Fidel Castro dünya kamuoyunun yakından tanıdığı en eski ve uzun yıllardır yönetimde kalan Küba devlet başkanıdır. Türkiye sol hareketi ise Castro ve Guevera’yı 68’li yıllarda tanımıştır. Castro, ülkesinin A.B.D.’ne karşı verdiği bağımsızlık mücadelesinin önderidir.

Castro, A.B.D.’ne ve yerli işbirlikçilerine karşı verdiği mücadeleyi bir genç Küba’lı avukat olarak; “Tarih Beni Berat Ettirecektir” adlı kitabında detaylı olarak anlatmıştır. Yine, “Havana Duruşması” adlı tiyatro oyunu, Castro ve Che Guavera’nın, A.B.D. Yayılmacılığı ve yerli işbirlikçilerine karşı mücadeleleri ile yine bu ülkenin “Domuzlar Körfezi Çıkarması” ve sonuçlarını izleyicilerine lirik bir dille anlatan bir oyundur.

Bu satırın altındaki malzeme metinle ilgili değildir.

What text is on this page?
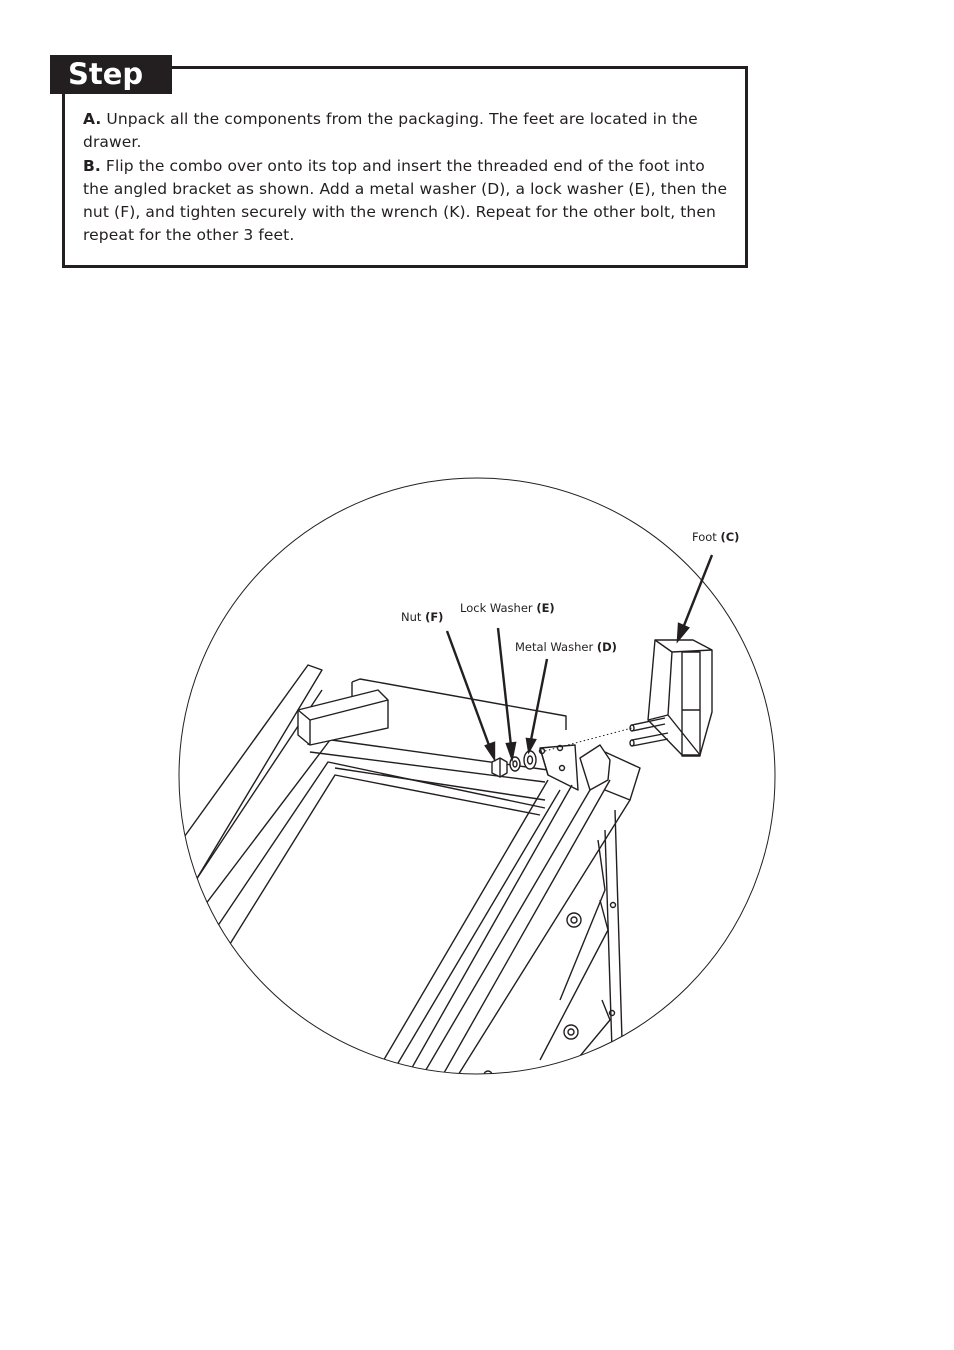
Step 1

A. Unpack all the components from the packaging. The feet are located in the drawer.

B. Flip the combo over onto its top and insert the threaded end of the foot into the angled bracket as shown. Add a metal washer (D), a lock washer (E), then the nut (F), and tighten securely with the wrench (K). Repeat for the other bolt, then repeat for the other 3 feet.

Foot (C)
Lock Washer (E)
Nut (F)
Metal Washer (D)
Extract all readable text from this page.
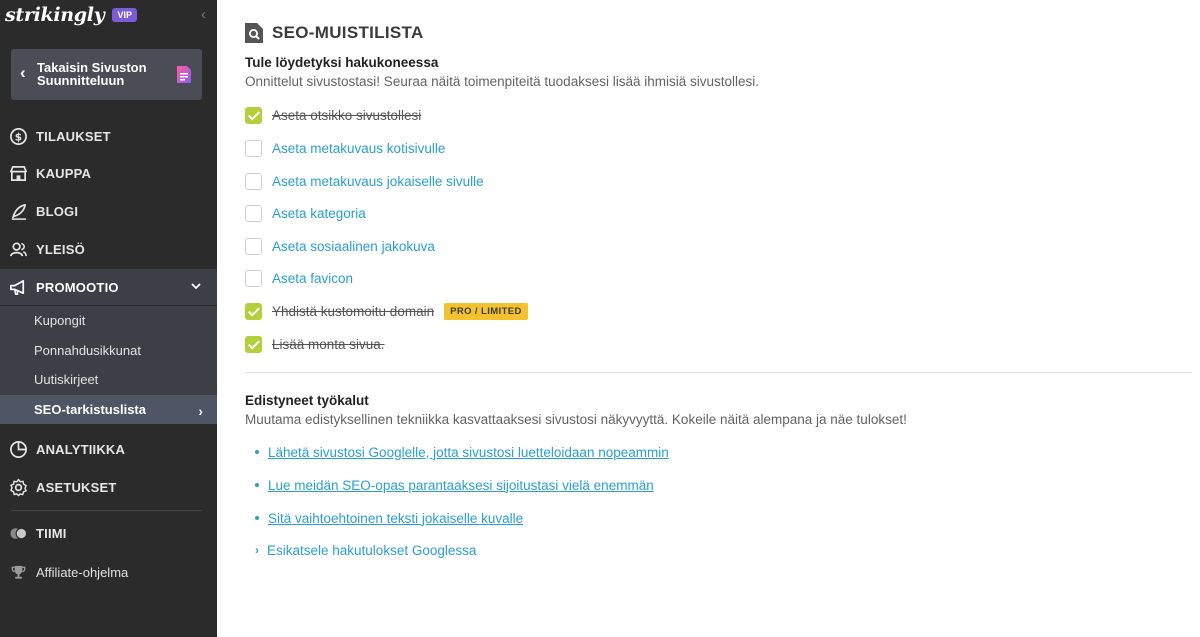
strikingly	VIP	‹
‹ Takaisin Sivuston Suunnitteluun
$ TILAUKSET
KAUPPA
BLOGI
YLEISÖ
PROMOOTIO
Kupongit
Ponnahdusikkunat
Uutiskirjeet
SEO-tarkistuslista	›
ANALYTIIKKA
ASETUKSET
TIIMI
Affiliate-ohjelma
SEO-MUISTILISTA
Tule löydetyksi hakukoneessa
Onnittelut sivustostasi! Seuraa näitä toimenpiteitä tuodaksesi lisää ihmisiä sivustollesi.
Aseta otsikko sivustollesi
Aseta metakuvaus kotisivulle
Aseta metakuvaus jokaiselle sivulle
Aseta kategoria
Aseta sosiaalinen jakokuva
Aseta favicon
Yhdistä kustomoitu domain	PRO / LIMITED
Lisää monta sivua.
Edistyneet työkalut
Muutama edistyksellinen tekniikka kasvattaaksesi sivustosi näkyvyyttä. Kokeile näitä alempana ja näe tulokset!
Lähetä sivustosi Googlelle, jotta sivustosi luetteloidaan nopeammin
Lue meidän SEO-opas parantaaksesi sijoitustasi vielä enemmän
Sitä vaihtoehtoinen teksti jokaiselle kuvalle
› Esikatsele hakutulokset Googlessa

Fidel Casto, doğrusu ve yanlışı ile, 50 yıla yakın bir süre Küba devlet başkanlığı görevini sürdürmüştür.(2)

Günümüzdeki yüzeysel-turistik ilişki sıklığına gelinmeden önce Türk aydınları ile Küba arasındaki ilişkiler de hep sıcak olagelmiştir.(*) Bu, zaman zaman iki ülke arasındaki diplomatik ilişkilere de yansımıştır. Fidel Castro’ya karşı süren kamuoyu ilgisi, O’nun 1997’de İstanbul’da düzenlenen Habitat toplantısının konuk konuşmacısı olmasına kadar uzanır.

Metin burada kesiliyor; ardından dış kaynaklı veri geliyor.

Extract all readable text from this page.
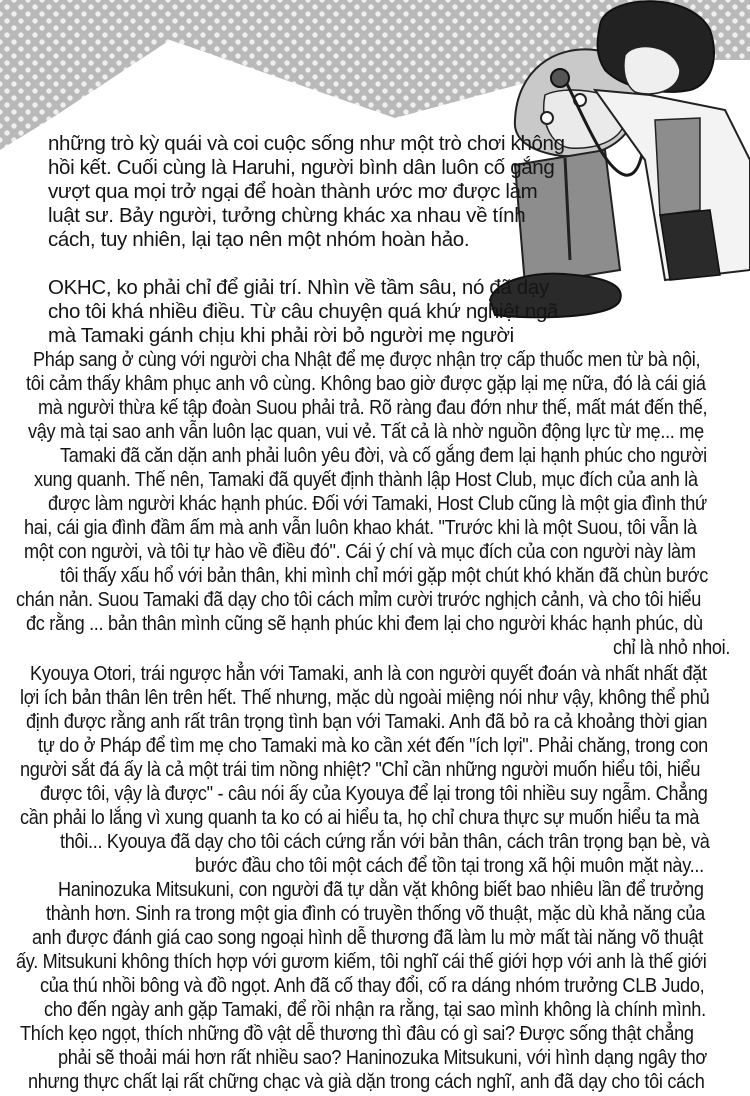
những trò kỳ quái và coi cuộc sống như một trò chơi không
hồi kết. Cuối cùng là Haruhi, người bình dân luôn cố gắng
vượt qua mọi trở ngại để hoàn thành ước mơ được làm
luật sư. Bảy người, tưởng chừng khác xa nhau về tính
cách, tuy nhiên, lại tạo nên một nhóm hoàn hảo.
OKHC, ko phải chỉ để giải trí. Nhìn về tầm sâu, nó đã dạy
cho tôi khá nhiều điều. Từ câu chuyện quá khứ nghiệt ngã
mà Tamaki gánh chịu khi phải rời bỏ người mẹ người
Pháp sang ở cùng với người cha Nhật để mẹ được nhận trợ cấp thuốc men từ bà nội,
tôi cảm thấy khâm phục anh vô cùng. Không bao giờ được gặp lại mẹ nữa, đó là cái giá
mà người thừa kế tập đoàn Suou phải trả. Rõ ràng đau đớn như thế, mất mát đến thế,
vậy mà tại sao anh vẫn luôn lạc quan, vui vẻ. Tất cả là nhờ nguồn động lực từ mẹ... mẹ
Tamaki đã căn dặn anh phải luôn yêu đời, và cố gắng đem lại hạnh phúc cho người
xung quanh. Thế nên, Tamaki đã quyết định thành lập Host Club, mục đích của anh là
được làm người khác hạnh phúc. Đối với Tamaki, Host Club cũng là một gia đình thứ
hai, cái gia đình đầm ấm mà anh vẫn luôn khao khát. "Trước khi là một Suou, tôi vẫn là
một con người, và tôi tự hào về điều đó". Cái ý chí và mục đích của con người này làm
tôi thấy xấu hổ với bản thân, khi mình chỉ mới gặp một chút khó khăn đã chùn bước
chán nản. Suou Tamaki đã dạy cho tôi cách mỉm cười trước nghịch cảnh, và cho tôi hiểu
đc rằng ... bản thân mình cũng sẽ hạnh phúc khi đem lại cho người khác hạnh phúc, dù
chỉ là nhỏ nhoi.
Kyouya Otori, trái ngược hẳn với Tamaki, anh là con người quyết đoán và nhất nhất đặt
lợi ích bản thân lên trên hết. Thế nhưng, mặc dù ngoài miệng nói như vậy, không thể phủ
định được rằng anh rất trân trọng tình bạn với Tamaki. Anh đã bỏ ra cả khoảng thời gian
tự do ở Pháp để tìm mẹ cho Tamaki mà ko cần xét đến "ích lợi". Phải chăng, trong con
người sắt đá ấy là cả một trái tim nồng nhiệt? "Chỉ cần những người muốn hiểu tôi, hiểu
được tôi, vậy là được" - câu nói ấy của Kyouya để lại trong tôi nhiều suy ngẫm. Chẳng
cần phải lo lắng vì xung quanh ta ko có ai hiểu ta, họ chỉ chưa thực sự muốn hiểu ta mà
thôi... Kyouya đã dạy cho tôi cách cứng rắn với bản thân, cách trân trọng bạn bè, và
bước đầu cho tôi một cách để tồn tại trong xã hội muôn mặt này...
Haninozuka Mitsukuni, con người đã tự dằn vặt không biết bao nhiêu lần để trưởng
thành hơn. Sinh ra trong một gia đình có truyền thống võ thuật, mặc dù khả năng của
anh được đánh giá cao song ngoại hình dễ thương đã làm lu mờ mất tài năng võ thuật
ấy. Mitsukuni không thích hợp với gươm kiếm, tôi nghĩ cái thế giới hợp với anh là thế giới
của thú nhồi bông và đồ ngọt. Anh đã cố thay đổi, cố ra dáng nhóm trưởng CLB Judo,
cho đến ngày anh gặp Tamaki, để rồi nhận ra rằng, tại sao mình không là chính mình.
Thích kẹo ngọt, thích những đồ vật dễ thương thì đâu có gì sai? Được sống thật chẳng
phải sẽ thoải mái hơn rất nhiều sao? Haninozuka Mitsukuni, với hình dạng ngây thơ
nhưng thực chất lại rất chững chạc và già dặn trong cách nghĩ, anh đã dạy cho tôi cách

Türk medyası ise, ancak bu yıllardan sonra Fidel Castro’nun Mustafa Kemal Atatürk ile ilgili düşüncelerini öğrenebilmiştir. 22.8.1997 tarihli Cumhuriyet gazetesinde Barış Doster şöyle yazar: “...Zapata Caddesi ile Salvadar Allende Bulvarı’nın kesiştiği yer gibi adreslerin tanımlandığı, devrimci bir geleneğin ve anti emperyalist ruhun her sokakta hissedildiği Havana’nın en önemli caddelerinden birinde, bir başka büyük devrimcinin, Atatürk’ün Türkiye Cumhuriyeti’nin kurucusu olduğu belirtilmiş. Doğum tarihi olarak ise; 19.5.1881 yazılmış. Ayrıca kaidede ‘Yurtta Sulh, Cihanda Sulh’ sözlerinin Türkçesi ve İspanyolca’sı yer almış..."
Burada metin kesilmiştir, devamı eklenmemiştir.